2022 Mar 05 - 3 min read
There are multiple ways to scrape data off a webpage. This article explains a smart way to scrape data from Glassdoor using NodeJs script. First, let’s look at the tools we will be using.
Before running any scraping its necessary to analyze the page’s source code; look for patterns that make your job easier. Scraping paginated data is more cumbersome than regular data.
In our case, I will be using this (https://www.glassdoor.com/Salaries/kathmandu-salary-SRCH_IL.0,9_IM1598.htm) url to scrape salary data of Kathmandu city. Browse the url, first thing you get is a stupid “sign up” dialog covering all data. Quickly spin up the developer tools, goto inspector, identify the element (div#HardsellOverlay
) and remove it.
Now the data is visible, looks for patterns that help in identifying the list of salaries data. Luckily we have one. All data have attribute data-test=”salaries-list-item-XXX”
.
Exploring further we can see that each data item have similar pattern and we can simply scrape it using query selector from browser console. We will use this same piece of code later when building script.
for (let i = 0; i <= 19; i++) {
// all salary data are prefixed with
let attrPrefix = `salaries-list-item-${i}`;
console.log("company name", document.querySelector(`[data-test='${attrPrefix}-employer-name'] a`).textContent);
console.log("company logo", document.querySelector(`[data-test='${attrPrefix}-employer-url'] img`).src);
console.log("job title", document.querySelector(`[data-test='${attrPrefix}-job-title']`).textContent);
console.log("salary", document.querySelector(`[data-test='${attrPrefix}-salary-info'] h3`).textContent);
}
Ok, now we have the data.
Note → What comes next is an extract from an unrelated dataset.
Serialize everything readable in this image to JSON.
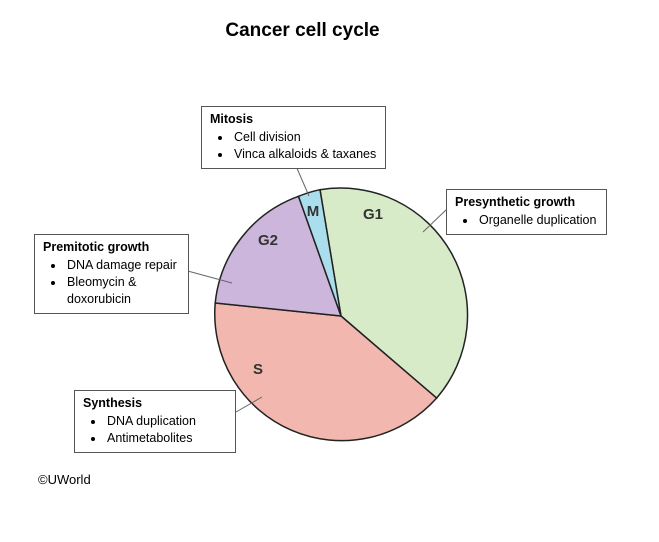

What we need next is more data. When we scroll to the bottom we see a pagination there. Next thing to do is: paginate next and scrape 20 data from each page.
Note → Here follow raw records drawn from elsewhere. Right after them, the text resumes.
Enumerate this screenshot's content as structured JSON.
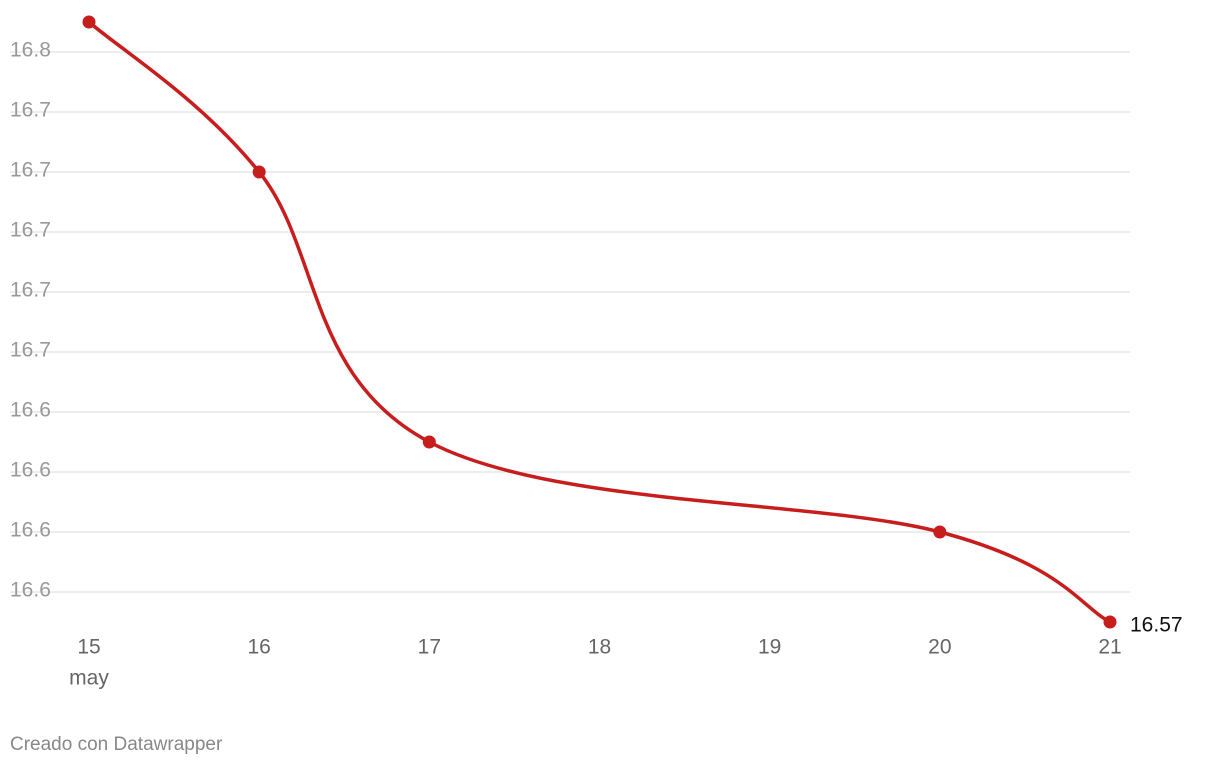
{
  "chart_data": {
    "type": "line",
    "x": [
      15,
      16,
      17,
      20,
      21
    ],
    "xlim": [
      15,
      21
    ],
    "xticks": [
      15,
      16,
      17,
      18,
      19,
      20,
      21
    ],
    "x_month_label": "may",
    "series": [
      {
        "color": "#c71e1d",
        "values": [
          16.77,
          16.72,
          16.63,
          16.6,
          16.57
        ]
      }
    ],
    "ylim": [
      16.57,
      16.77
    ],
    "yticks": [
      {
        "value": 16.58,
        "label": "16.6"
      },
      {
        "value": 16.6,
        "label": "16.6"
      },
      {
        "value": 16.62,
        "label": "16.6"
      },
      {
        "value": 16.64,
        "label": "16.6"
      },
      {
        "value": 16.66,
        "label": "16.7"
      },
      {
        "value": 16.68,
        "label": "16.7"
      },
      {
        "value": 16.7,
        "label": "16.7"
      },
      {
        "value": 16.72,
        "label": "16.7"
      },
      {
        "value": 16.74,
        "label": "16.7"
      },
      {
        "value": 16.76,
        "label": "16.8"
      }
    ],
    "grid": true,
    "label_last": true,
    "credit": "Creado con Datawrapper"
  }
}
Wait! Maybe there’s another pattern that may make our task easier. As we dig more into it, there’s a pattern on pagination too.
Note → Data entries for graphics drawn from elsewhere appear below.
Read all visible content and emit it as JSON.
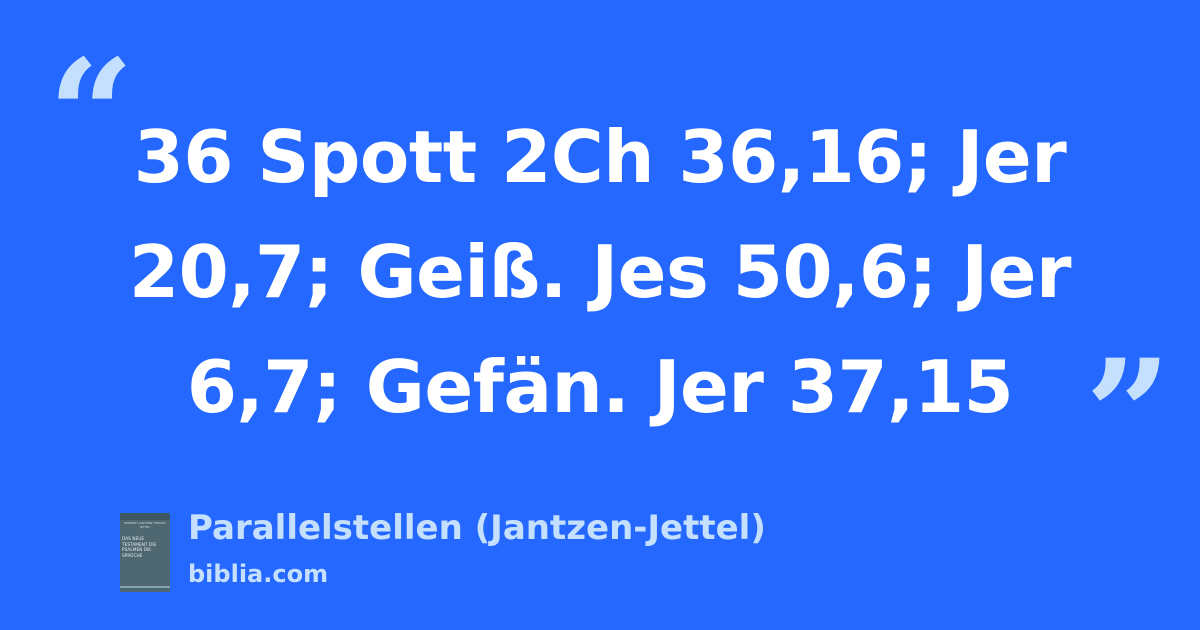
{
  "quote": {
    "open_mark": "“",
    "text": "36 Spott 2Ch 36,16; Jer 20,7; Geiß. Jes 50,6; Jer 6,7; Gefän. Jer 37,15",
    "close_mark": "”"
  },
  "source": {
    "title": "Parallelstellen (Jantzen-Jettel)",
    "site": "biblia.com",
    "cover": {
      "authors": "HERBERT JANTZEN THOMAS JETTEL",
      "title": "DAS NEUE TESTAMENT DIE PSALMEN DIE SPRÜCHE"
    }
  },
  "colors": {
    "background": "#2468ff",
    "accent": "#c5e0ff",
    "text": "#ffffff"
  }
}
From second page, url has the page number mixed with some weird value. Also, as we saw earlier there were total 1632 data, 20 on each page. That makes it total 1632/20 = 82 pages.
As we have figured out the way to scrape all those data, it’s time to write a NodeJs script to scrape Glassdoor salary data and save it to JSON file. We will be writing data to file data.json
after each page is done scraping. Reason: you can pause and continue at any page + you can run the script multiple times in parallel with different page no. range.
For the sake of simplicity, I will directly paste the script here with as many comments as possible.
const axios = require('axios');
const { JSDOM } = require("jsdom");
const fs = require("fs");
(async () => {
try {
// Go from page 1 to 82
for (let j = 1; j <= 82; j++) {
// page number mixed with random string
let page = "IM1598";
if (j > 1) page = page + "_IP" + j;
console.log("fetching page", j, "out of", 82);
// load HTML into JSDOM
const dom = new JSDOM((await axios.get(`https://www.glassdoor.com/Salaries/kathmandu-salary-SRCH_IL.0,9_${page}.htm`)).data);
// For each 20 data in a page
for (let i = 0; i <= 19; i++) {
try {
// its same code we used on et data on browser's console
let attrPrefix = `salaries-list-item-${i}`;
let salaryData = {
compan: dom.window.document.querySelector(`[data-test='${attrPrefix}-employer-name'] a`).textContent,
logo: dom.window.document.querySelector(`[data-test='${attrPrefix}-employer-url'] img`).src,
job: dom.window.document.querySelector(`[data-test='${attrPrefix}-job-title']`).textContent,
salary: dom.window.document.querySelector(`[data-test='${attrPrefix}-salary-info'] h3`).textContent,
}
// Append data to file after each data is received
fs.appendFileSync("./data.json", JSON.stringify(salaryData) + ",");
console.log("completed", i, "of", j, "out of", 1204);
} catch (e) { continue; }
}
}
} catch (e) { console.log("Error", e); }
})();
After running the script, you will end up with a data.json file containing Glassdoor’s salary data of Kathmandu data. Similarly, you can scrape data of any other city or data on Job listings.
Important message I want to give is: scraping doesn’t have to be brute force, there are always smart ways to minimize the workload.
Hope you like the content. If there are any issues, please feel free to point out.